現代では、「ワークライフバランス」が叫ばれますが、多くの人は、この意味を「プライベートを充実させるために仕事と生活の時間配分を行うこと」と取り違えています。つまり、「仕事とプライベートをきっちり分けることが良い」「会社に必要以上に時間を奪われてはいけない」と考えています。

しかし、本来の意味は、「仕事と私生活の両方を充実させること」です。仕事も、会社に服従するのではなく、「江戸の商い」のように裁量権・主導権を握って働けば、仕事は単なる「生きる手段」ではなく、「生き方」になります。そして、「こころの余裕」も生まれるはずです。

落語に学ぶ「しなやかな生き方」

【書評/要約】落語はこころの処方箋(立川談慶 著)

落語・江戸時代に学ぶことは「働き方」だけではありません。

みんなお互い様、迷惑をシェアしよう

江戸時代にあって、現代にないものの筆頭は「人情」です。商売であっても、困っている人がいれば「しょうがねえな」とおまけする。弱い立場の人を切り捨てるのではなく、みんなで助け合う文化です。

現代社会には、生活保護など弱者支援策はありますが、「人が払った税金で生きやがって!甘えるな」と、手厳しい非難を受けますし、そもそも、行政が行わなければ、周囲が支えてくれることはないでしょう。

しかし、生きていれば迷惑をかけるのが人間です。現代日本人は、人様や世間様の目を気にして、迷惑をかけることを異様に恐れていますが、「お互い様」と思えばいいのではないか。その代わり、困っている人には手を差し伸べる、共感する心を持つことが大事なのではないかと、談慶は訴えます。

しなやかさを与太郎に学ぶ

与太郎は、ダメ人間ですが、とても素直でしなやかです。仕事を紹介されれば、素直に応じて、まずやってみます。目の前のことを一生懸命、愚直に「愚直にコツコツ」続けます。

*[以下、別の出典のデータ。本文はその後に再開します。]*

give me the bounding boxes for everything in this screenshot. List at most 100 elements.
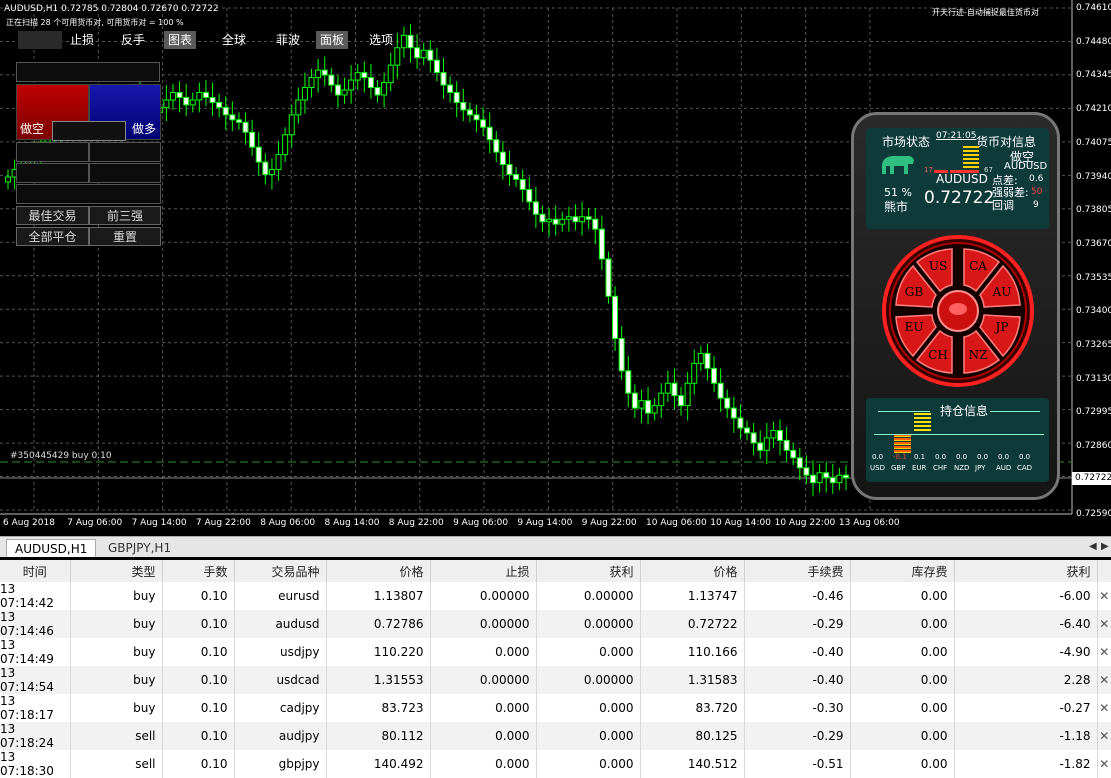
panel-cell[interactable] <box>89 163 161 183</box>
close-all-button[interactable]: 全部平仓 <box>16 227 89 246</box>
col-symbol[interactable]: 交易品种 <box>234 560 327 582</box>
time-tick-label: 7 Aug 22:00 <box>195 518 251 528</box>
tab-nav-left-icon[interactable]: ◀ <box>1089 541 1097 552</box>
table-cell: 0.000 <box>430 638 537 666</box>
menu-panel-button[interactable]: 面板 <box>316 31 349 49</box>
candle-body <box>486 126 493 141</box>
price-tick-label: 0.73670 <box>1076 238 1111 249</box>
candle-body <box>843 474 849 479</box>
panel-cell[interactable] <box>16 163 89 183</box>
table-row[interactable]: 13 07:18:24 sell 0.10 audjpy 80.112 0.000 0.00… <box>0 722 1111 750</box>
menu-chart-button[interactable]: 图表 <box>164 31 197 49</box>
table-cell: 0.000 <box>536 750 641 778</box>
col-tp[interactable]: 获利 <box>536 560 641 582</box>
panel-cell[interactable] <box>89 142 161 162</box>
close-order-icon[interactable]: ✕ <box>1097 610 1111 638</box>
table-row[interactable]: 13 07:14:46 buy 0.10 audusd 0.72786 0.00000 0.… <box>0 610 1111 638</box>
candle-body <box>546 218 553 223</box>
col-profit[interactable]: 获利 <box>954 560 1098 582</box>
close-order-icon[interactable]: ✕ <box>1097 722 1111 750</box>
candle-body <box>341 89 348 96</box>
symbol-info: AUDUSD,H1 0.72785 0.72804 0.72670 0.7272… <box>4 4 219 14</box>
position-currency: JPY <box>975 464 986 472</box>
col-time[interactable]: 时间 <box>0 560 71 582</box>
table-cell: usdjpy <box>234 638 327 666</box>
col-price[interactable]: 价格 <box>640 560 745 582</box>
table-cell: 13 07:14:46 <box>0 610 71 638</box>
table-cell: buy <box>70 666 163 694</box>
close-order-icon[interactable]: ✕ <box>1097 694 1111 722</box>
time-tick-label: 8 Aug 14:00 <box>324 518 380 528</box>
menu-stoploss-button[interactable]: 止损 <box>66 31 98 49</box>
price-chart[interactable]: AUDUSD,H1 0.72785 0.72804 0.72670 0.7272… <box>0 0 1111 534</box>
candle-body <box>658 392 665 407</box>
candle-body <box>803 467 810 476</box>
menu-global-button[interactable]: 全球 <box>218 31 250 49</box>
tab-gbpjpy[interactable]: GBPJPY,H1 <box>100 539 179 557</box>
candle-body <box>361 72 368 79</box>
candle-body <box>704 352 711 369</box>
table-cell: 0.000 <box>536 722 641 750</box>
candle-body <box>255 146 262 163</box>
table-row[interactable]: 13 07:14:42 buy 0.10 eurusd 1.13807 0.00000 0.… <box>0 582 1111 610</box>
price-tick-label: 0.73265 <box>1076 340 1111 350</box>
candle-body <box>717 382 724 399</box>
candle-body <box>513 174 520 180</box>
best-trade-button[interactable]: 最佳交易 <box>16 206 89 225</box>
col-lots[interactable]: 手数 <box>162 560 235 582</box>
table-cell: -6.00 <box>954 582 1098 610</box>
gauge-left-value: 17 <box>924 166 933 174</box>
market-status-screen: 市场状态 07:21:05 货币对信息 51 % 熊市 AUDUSD 0.727… <box>866 128 1049 229</box>
table-row[interactable]: 13 07:18:30 sell 0.10 gbpjpy 140.492 0.000 0.0… <box>0 750 1111 778</box>
menu-fibo-button[interactable]: 菲波 <box>272 31 304 49</box>
table-cell: -0.51 <box>744 750 851 778</box>
time-tick-label: 10 Aug 14:00 <box>710 518 771 528</box>
col-commission[interactable]: 手续费 <box>744 560 851 582</box>
candle-body <box>348 79 355 91</box>
price-tick-label: 0.74610 <box>1076 3 1111 13</box>
time-tick-label: 9 Aug 06:00 <box>453 518 509 528</box>
candle-body <box>605 258 612 297</box>
tab-nav-right-icon[interactable]: ▶ <box>1101 541 1109 552</box>
col-swap[interactable]: 库存费 <box>850 560 955 582</box>
top-three-button[interactable]: 前三强 <box>89 206 161 225</box>
table-cell: 1.31553 <box>326 666 431 694</box>
table-cell: audusd <box>234 610 327 638</box>
scan-info: 正在扫描 28 个可用货币对, 可用货币对 = 100 % <box>6 18 184 27</box>
chart-tabs: AUDUSD,H1 GBPJPY,H1 ◀ ▶ <box>0 536 1111 557</box>
table-row[interactable]: 13 07:14:54 buy 0.10 usdcad 1.31553 0.00000 0.… <box>0 666 1111 694</box>
col-sl[interactable]: 止损 <box>430 560 537 582</box>
close-order-icon[interactable]: ✕ <box>1097 750 1111 778</box>
candle-body <box>480 119 487 128</box>
position-value: 0.0 <box>935 453 947 461</box>
panel-cell[interactable] <box>16 184 161 204</box>
currency-wheel[interactable]: US CA GB AU EU JP CH NZ <box>880 235 1036 387</box>
close-order-icon[interactable]: ✕ <box>1097 666 1111 694</box>
menu-reverse-button[interactable]: 反手 <box>117 31 149 49</box>
table-row[interactable]: 13 07:14:49 buy 0.10 usdjpy 110.220 0.000 0.00… <box>0 638 1111 666</box>
table-cell: 140.492 <box>326 750 431 778</box>
pullback-value: 9 <box>1033 200 1039 210</box>
candle-body <box>163 99 170 108</box>
price-tick-label: 0.73130 <box>1076 373 1111 384</box>
time-tick-label: 8 Aug 06:00 <box>260 518 316 528</box>
tab-audusd[interactable]: AUDUSD,H1 <box>6 539 97 557</box>
close-order-icon[interactable]: ✕ <box>1097 582 1111 610</box>
menu-blank-button[interactable] <box>18 31 62 49</box>
clock: 07:21:05 <box>936 131 977 141</box>
reset-button[interactable]: 重置 <box>89 227 161 246</box>
candle-body <box>308 77 315 89</box>
table-row[interactable]: 13 07:18:17 buy 0.10 cadjpy 83.723 0.000 0.000… <box>0 694 1111 722</box>
lot-size-input[interactable] <box>52 121 126 141</box>
candle-body <box>407 34 414 49</box>
menu-options-button[interactable]: 选项 <box>365 31 397 49</box>
col-open-price[interactable]: 价格 <box>326 560 431 582</box>
candle-body <box>262 161 269 176</box>
panel-cell[interactable] <box>16 142 89 162</box>
table-cell: 80.112 <box>326 722 431 750</box>
position-title: 持仓信息 <box>940 404 989 418</box>
candle-body <box>631 392 638 409</box>
gauge-bar-red <box>934 170 948 173</box>
col-type[interactable]: 类型 <box>70 560 163 582</box>
close-order-icon[interactable]: ✕ <box>1097 638 1111 666</box>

現代人はアドバイスをもらっても、「俺には合わない」などといって、素直に受け入れない人が大半です。素直さ、しなやかさは、与太郎の愛されポイントであり、現代人に欠けている部分です。

また、現代は「愚直にコツコツ」より「効率主義」です。努力よりいかにラク&得するかを考えます。しかし、この行きつく先は、「お金至上主義」です。今、現代日本は、「お金至上主義」に陥ったことで、お金より大事なもの、気概とか恥とか、人として失ってはいけないものを失ってしまっているのではないか、と、談慶さんは憂います。

なぜ、落語は心の処方箋なのか

最後に、「落語がなぜ、心の処方箋なのか」をまとめます。

落語は「人類のミステイク大全」。落語の話には、「何とかなるさ」という呑気な生き方、「しょうがねえなあ」折り合いをつける世界があります。勝ち負けにこだわりすぎることもなく、お金にとらわれ過ぎることもなく、仕事にも人情を持ち込んで、社会の中でおおらかに、かつしなやかに生きるヒントがあります。「人はみんなドジ」だと共感できれば、人様に対しても優しくなれますし、自分も甘え上手になれます。

単なる笑い話として楽しみつつ、同時に「人間の本来の姿」にも関心を寄せる。すると、落語には様々な学びが見出せるはずです。

最後に

今回は、 立川談慶さんはの『落語はこころの処方箋』に、日本人らしいしなやかな生き方を学びました。

人生辛く感じるのは、他人のせいより、自分のとらえ方によるところが大きい。それを笑いながら学べるのが落語です。落語から、いろいろ学んでみたいですね。